If firms who administer or use the PPP haven’t put in place mechanisms to monitor compliance on a continuous basis, they’re looking for problems in the future, according to Meyer. This rings true for countries with similar financial relief mechanisms around the world.
A second long-term risk that Meyer believes has been underpriced for by insurers and underestimated by businesses is the impact of the pandemic on mental health. He commented: “Businesses are absolutely going to be impacted by that, and the healthcare industry is going to be impacted by that in ways that they haven’t even begun to think about. It’s almost axiomatic that healthcare insurance premiums are going to go up. We could also get into a whole litany of litigation risks associated with firms’ inability or unwillingness to protect their employees during this time.”

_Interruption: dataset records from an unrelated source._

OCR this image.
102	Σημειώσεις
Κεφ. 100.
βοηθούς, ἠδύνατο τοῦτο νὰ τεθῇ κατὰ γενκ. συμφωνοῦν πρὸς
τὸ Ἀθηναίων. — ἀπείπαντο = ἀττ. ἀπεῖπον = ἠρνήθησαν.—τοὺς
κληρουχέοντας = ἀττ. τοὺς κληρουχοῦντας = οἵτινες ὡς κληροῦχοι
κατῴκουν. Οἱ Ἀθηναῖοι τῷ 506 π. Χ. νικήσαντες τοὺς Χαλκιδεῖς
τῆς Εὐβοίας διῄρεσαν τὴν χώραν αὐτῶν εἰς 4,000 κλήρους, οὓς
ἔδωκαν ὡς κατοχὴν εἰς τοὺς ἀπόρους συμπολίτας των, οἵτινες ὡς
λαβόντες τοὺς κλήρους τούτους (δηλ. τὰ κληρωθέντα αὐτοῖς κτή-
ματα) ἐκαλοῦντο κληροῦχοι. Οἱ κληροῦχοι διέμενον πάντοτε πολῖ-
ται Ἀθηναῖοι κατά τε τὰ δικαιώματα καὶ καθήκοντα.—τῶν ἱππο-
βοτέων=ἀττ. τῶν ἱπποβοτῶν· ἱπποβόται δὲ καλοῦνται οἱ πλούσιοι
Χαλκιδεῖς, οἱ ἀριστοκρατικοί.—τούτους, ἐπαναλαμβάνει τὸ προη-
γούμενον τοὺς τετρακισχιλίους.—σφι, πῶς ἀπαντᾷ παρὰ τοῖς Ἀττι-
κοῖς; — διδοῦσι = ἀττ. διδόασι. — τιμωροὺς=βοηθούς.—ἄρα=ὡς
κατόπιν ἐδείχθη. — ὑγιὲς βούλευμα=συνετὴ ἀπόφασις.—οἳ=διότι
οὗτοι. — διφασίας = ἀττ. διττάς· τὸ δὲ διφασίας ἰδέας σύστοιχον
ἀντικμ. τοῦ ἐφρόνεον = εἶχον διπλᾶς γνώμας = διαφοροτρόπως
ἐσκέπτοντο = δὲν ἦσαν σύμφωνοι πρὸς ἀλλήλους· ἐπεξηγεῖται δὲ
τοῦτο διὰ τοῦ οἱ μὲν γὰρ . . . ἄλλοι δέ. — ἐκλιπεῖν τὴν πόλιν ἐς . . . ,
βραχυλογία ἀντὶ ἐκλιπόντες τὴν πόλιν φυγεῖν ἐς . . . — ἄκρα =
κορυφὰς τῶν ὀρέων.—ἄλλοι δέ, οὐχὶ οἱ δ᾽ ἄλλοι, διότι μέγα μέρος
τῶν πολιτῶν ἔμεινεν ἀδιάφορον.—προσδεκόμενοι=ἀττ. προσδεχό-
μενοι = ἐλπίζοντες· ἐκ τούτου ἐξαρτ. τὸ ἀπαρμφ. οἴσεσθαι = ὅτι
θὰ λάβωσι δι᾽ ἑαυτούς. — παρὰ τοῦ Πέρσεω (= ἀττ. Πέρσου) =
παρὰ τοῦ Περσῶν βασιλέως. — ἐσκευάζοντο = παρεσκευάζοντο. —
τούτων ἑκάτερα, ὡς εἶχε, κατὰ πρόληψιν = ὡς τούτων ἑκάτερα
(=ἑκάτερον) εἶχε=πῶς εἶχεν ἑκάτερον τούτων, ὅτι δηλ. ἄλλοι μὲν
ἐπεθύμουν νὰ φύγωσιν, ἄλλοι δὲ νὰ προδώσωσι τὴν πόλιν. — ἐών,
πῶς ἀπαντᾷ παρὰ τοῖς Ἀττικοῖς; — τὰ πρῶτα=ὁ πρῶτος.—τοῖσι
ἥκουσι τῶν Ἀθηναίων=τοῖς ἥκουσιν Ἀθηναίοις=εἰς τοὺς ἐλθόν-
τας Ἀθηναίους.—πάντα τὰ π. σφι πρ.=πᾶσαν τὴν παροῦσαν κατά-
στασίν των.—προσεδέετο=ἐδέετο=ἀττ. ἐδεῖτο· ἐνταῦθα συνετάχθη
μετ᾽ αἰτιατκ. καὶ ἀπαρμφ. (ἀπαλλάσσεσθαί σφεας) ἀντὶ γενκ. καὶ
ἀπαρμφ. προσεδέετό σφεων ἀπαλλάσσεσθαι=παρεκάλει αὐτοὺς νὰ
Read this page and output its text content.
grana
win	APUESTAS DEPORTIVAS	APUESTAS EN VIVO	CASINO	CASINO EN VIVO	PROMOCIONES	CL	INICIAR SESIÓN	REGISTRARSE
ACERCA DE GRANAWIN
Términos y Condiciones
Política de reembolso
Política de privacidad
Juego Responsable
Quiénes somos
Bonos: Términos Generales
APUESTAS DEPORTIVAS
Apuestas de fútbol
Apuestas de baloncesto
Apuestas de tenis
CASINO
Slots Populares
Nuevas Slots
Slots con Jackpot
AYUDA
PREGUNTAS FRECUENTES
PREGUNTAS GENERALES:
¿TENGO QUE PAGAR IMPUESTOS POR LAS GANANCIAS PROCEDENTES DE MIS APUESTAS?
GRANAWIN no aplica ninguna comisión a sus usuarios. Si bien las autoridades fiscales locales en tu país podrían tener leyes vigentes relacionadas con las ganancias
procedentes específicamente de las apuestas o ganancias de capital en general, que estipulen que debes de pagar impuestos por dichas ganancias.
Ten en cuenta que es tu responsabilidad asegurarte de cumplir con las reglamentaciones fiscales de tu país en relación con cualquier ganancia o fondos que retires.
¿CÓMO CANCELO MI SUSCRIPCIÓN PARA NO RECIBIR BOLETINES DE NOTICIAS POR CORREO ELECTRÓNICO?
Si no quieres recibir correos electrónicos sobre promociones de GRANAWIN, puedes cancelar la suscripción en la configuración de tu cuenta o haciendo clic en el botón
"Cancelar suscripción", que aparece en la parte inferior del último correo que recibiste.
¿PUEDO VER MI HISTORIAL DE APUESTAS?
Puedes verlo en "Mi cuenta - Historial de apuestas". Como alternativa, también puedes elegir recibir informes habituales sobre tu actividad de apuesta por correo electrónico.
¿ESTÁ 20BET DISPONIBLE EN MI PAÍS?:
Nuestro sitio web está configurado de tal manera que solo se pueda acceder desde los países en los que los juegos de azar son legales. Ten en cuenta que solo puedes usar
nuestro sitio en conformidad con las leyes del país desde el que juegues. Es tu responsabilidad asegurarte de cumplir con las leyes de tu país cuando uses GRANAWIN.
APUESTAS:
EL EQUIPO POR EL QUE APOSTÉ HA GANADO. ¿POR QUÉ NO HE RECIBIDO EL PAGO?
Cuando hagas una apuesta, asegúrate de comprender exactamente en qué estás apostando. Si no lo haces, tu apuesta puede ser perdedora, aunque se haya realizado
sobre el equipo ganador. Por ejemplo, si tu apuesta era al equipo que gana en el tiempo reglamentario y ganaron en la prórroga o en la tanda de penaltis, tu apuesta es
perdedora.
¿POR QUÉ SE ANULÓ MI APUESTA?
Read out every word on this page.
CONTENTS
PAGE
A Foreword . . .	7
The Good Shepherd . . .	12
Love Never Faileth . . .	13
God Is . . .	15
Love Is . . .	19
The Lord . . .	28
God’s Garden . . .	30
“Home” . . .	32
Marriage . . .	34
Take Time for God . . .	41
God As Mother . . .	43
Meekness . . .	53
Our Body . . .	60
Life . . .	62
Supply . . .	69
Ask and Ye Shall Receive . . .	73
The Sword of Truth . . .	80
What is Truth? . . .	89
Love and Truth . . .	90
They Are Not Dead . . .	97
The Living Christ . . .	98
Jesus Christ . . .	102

Again, that ties into D&O insurance and Meyer’s comment about the coronavirus crisis leading to a domino effect where one risk leads to another. The risk management veteran and former US Navy SEAL, who held a wide variety of global roles at Deutsche Bank prior to joining Supply Wisdom, stressed that businesses need to look at the decisions they make amid the COVID-19 pandemic a little bit differently and “start to look ahead rather than get stuck in a business continuity loop” with a short-term time horizon of around a week.
“Businesses need to start looking at and applying scenarios to how these different risks might crystallize in the future, in terms of what the impact might be from a litigation point of view, from an insurance point of view, and from a business model point of view,” said Meyer. “I’m sure that business models will change on the back of this pandemic, particularly for firms with exposure to continental Europe. Some of these changes are almost too big and complex to get your head around, but it’s important to think about them. Businesses have to challenge their assumptions and use techniques based in scenario analysis to consider a worst case, a best case, and a base case scenario – and they should have an internal process that continually challenges those scenarios.”